The Space Shuttle, like the planetary probes, faced the problem that there really wasn’t much to do up there. For a while NASA talked about how we were going to have factories in space to make ball bearings. They didn’t believe it: When it costs $20-30K per pound to put stuff in orbit, you have to have a pretty lively markup to make a profit. Congress bought the idea, though. That’s what counted.
Now, the trick to achieving funding immortality is, first, to get the country used to paying. In politics, the customary is indistinguishable from the reasonable. Next, you slowly let your boondoggle fade from the papers, so everybody forgets about it. The Shuttle was big news for about three launches. Then it was back with truss ads and inner-city murders.

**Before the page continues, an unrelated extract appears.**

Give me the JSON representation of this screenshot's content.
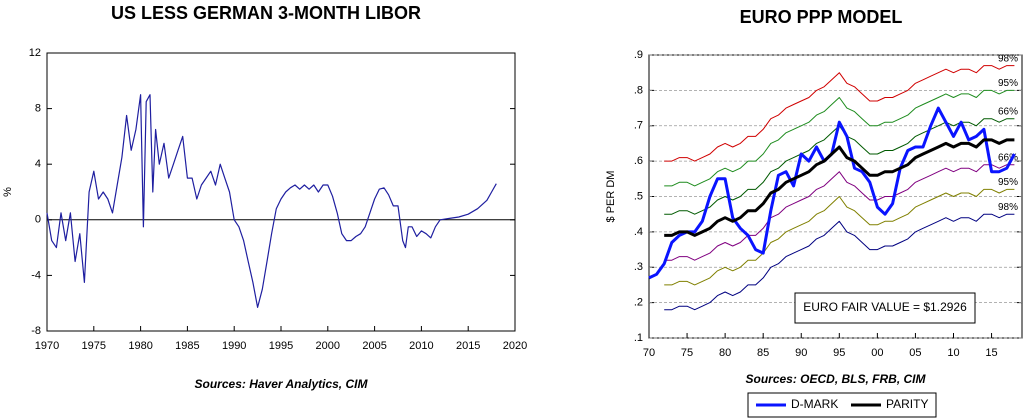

For a while, life was all ham hocks and home fries. Salaries flowed. Research funds overflowed. Then the Shuttle began to get old. It used Sixties technology. If you found the thing in a Neanderthal cave, amid gnawed bones and old teeth, it would look about right. NASA needed a new Brass Ring to chase.
Enter the Space Station.
Most folk needed a Space Station like they needed a rabid raccoon or doughnuts with mustard on them. People had lived whole lives without a space station, and it hadn’t hurt them any. Mostly it would just spin like a hamster wheel and cost money. But engineers still needed jobs. So we set to work on it. To improve efficiency, we got the Russians to build some of it. That always helps efficiency.
So now the thing is going up, in chunks and fragments, and nobody cares. Ask the average joe whether we even have a Space Station.
“Er . . . ah . . . heh.”
What’s it for?
“Well, it’s, ah, up there. If it is.”
Next — this is being plotted — we’ll be told we need to send men to Mars. Unexpectedly, this will cost a bunch of money and require lots of mathematicians. It will, however, teach us about weather on Earth.
Know what Mars has? Rocks. Pink ones, like half of Arizona. I’d still sell’em to the gummint for a quarter each.